Abdurrahman menjelaskan, anggota DPRD yang terpilih dan ingin maju ke bursa Pemilihan Kepala Daerah (Pilkada) 2024 tetap akan dilantik. Diungkapkannya, saat pelantikan nantinya telah ditetapkan untuk posisi ketua, dan wakil ketua dengan status sementara.
“Pemilihan itu berdasarkan pemenang, dan usulan partai,” ujarnya.
Pihaknya sudah berdiskusi dengan partai Nasdem dan Golkar, tinggal PKS dan PPP yang belum berkomunikasi secara langsung.
“Kalau yang untuk menjabat sementara nanti, belum bisa kami buka,” jelasnya.
Namun, kata Abdurrahman, anggota tersebut wajib mengundurkan diri untuk mengikuti kegiatan Pilkada 2024.
“Saat ini belum ada surat masuk untuk pengunduran diri, karena itu akan dilantik semua,” tandasnya.
Terpisah, Ketua Komisi Pemilihan Umum (KPU) Kabupaten Berau, Budi Harianto menyebut, sebelum dilantik, para anggota legislatif seharusnya sudah menyelesaikan Laporan Harta Kekayaan Penyelenggara Negara (LHKPN) ke KPK. Hal itu sebagai syarat sebelum pelantikan guna menjalankan transparansi dan akuntabilitas dalam pemerintahan.
“Harusnya sudah semua, nanti kami cek lagi. Kalau anggota (legislatif) tak melaporkan LHKPN maka kami bisa tak sertakan namanya ke daftar nama yang akan dilantik,” ujarnya.
Berdasarkan aturan, tanda terima maksimal 21 hari sebelum pelantikan.

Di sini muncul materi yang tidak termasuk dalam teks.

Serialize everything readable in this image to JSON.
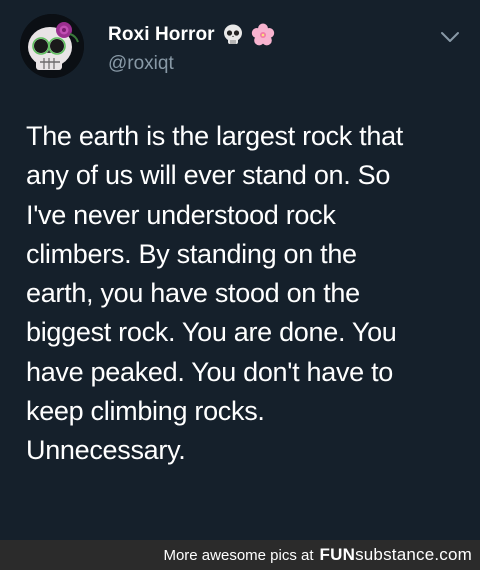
{
  "tweet": {
    "display_name": "Roxi Horror",
    "handle": "@roxiqt",
    "name_emojis": [
      "skull-emoji",
      "cherry-blossom-emoji"
    ],
    "text": "The earth is the largest rock that\nany of us will ever stand on. So\nI've never understood rock\nclimbers. By standing on the\nearth, you have stood on the\nbiggest rock. You are done. You\nhave peaked. You don't have to\nkeep climbing rocks.\nUnnecessary.",
    "menu_icon": "chevron-down-icon"
  },
  "watermark": {
    "prefix": "More awesome pics at",
    "brand_bold": "FUN",
    "brand_rest": "substance.com"
  },
  "colors": {
    "background": "#15202b",
    "text_primary": "#ffffff",
    "text_secondary": "#8899a6",
    "footer_bg": "#2b2b2b"
  }
}
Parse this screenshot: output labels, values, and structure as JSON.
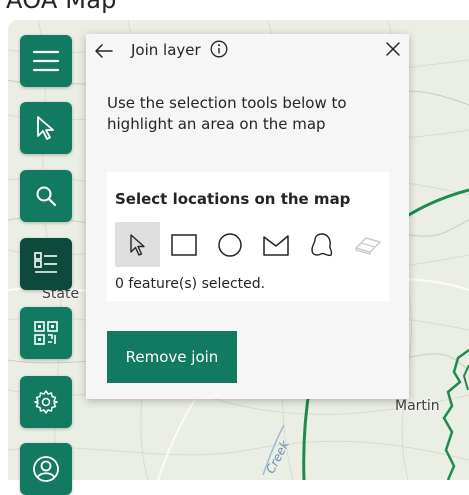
{
  "page": {
    "title": "AOA Map"
  },
  "map": {
    "labels": {
      "state": "State",
      "town": "Martin",
      "creek": "Creek"
    }
  },
  "toolbar": {
    "items": [
      {
        "icon": "hamburger-menu-icon",
        "active": false
      },
      {
        "icon": "cursor-arrow-icon",
        "active": false
      },
      {
        "icon": "search-icon",
        "active": false
      },
      {
        "icon": "layer-list-icon",
        "active": true
      },
      {
        "icon": "qr-code-icon",
        "active": false
      },
      {
        "icon": "gear-icon",
        "active": false
      },
      {
        "icon": "user-icon",
        "active": false
      }
    ]
  },
  "panel": {
    "title": "Join layer",
    "instructions": "Use the selection tools below to highlight an area on the map",
    "select_heading": "Select locations on the map",
    "tools": [
      {
        "icon": "select-arrow-icon",
        "selected": true
      },
      {
        "icon": "rectangle-select-icon",
        "selected": false
      },
      {
        "icon": "circle-select-icon",
        "selected": false
      },
      {
        "icon": "polygon-select-icon",
        "selected": false
      },
      {
        "icon": "lasso-select-icon",
        "selected": false
      },
      {
        "icon": "eraser-icon",
        "selected": false,
        "disabled": true
      }
    ],
    "selected_count": "0 feature(s) selected.",
    "remove_button_label": "Remove join"
  },
  "colors": {
    "accent": "#137a62",
    "active": "#0d4a3b",
    "panel_bg": "#f6f6f6",
    "boundary_line": "#1e8a4c"
  }
}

KPU pun sifatnya hanya mengakomodir para anggota legislatif terpilih untuk menyerahkan sebelum pelantikan.
“Kami juga sudah sosialisasikan guna mengingatkan anggota legislatif terpilih untuk wajib menyerahkan LHKPN ke KPK sebagaimana PKPU no 6 tahun 2024,” katanya.
Sebagai informasi, kewajiban anggota legislatif terpilih melaporkan LHKPN tertuang dalam PKPU no 6 tahun 2024 pasal 52, diantaranya ayat 1 sebelum disampaikan calon terpilih anggota DPR, anggota DPD, anggota DPRD provinsi, dan anggota DPRD kabupaten/kota sebagaimana dimaksud dalam Pasal 51, calon terpilih yang bersangkutan wajib melaporkan harta kekayaan kepada instansi yang berwenang memeriksa laporan harta kekayaan penyelenggara negara. (RIZAL)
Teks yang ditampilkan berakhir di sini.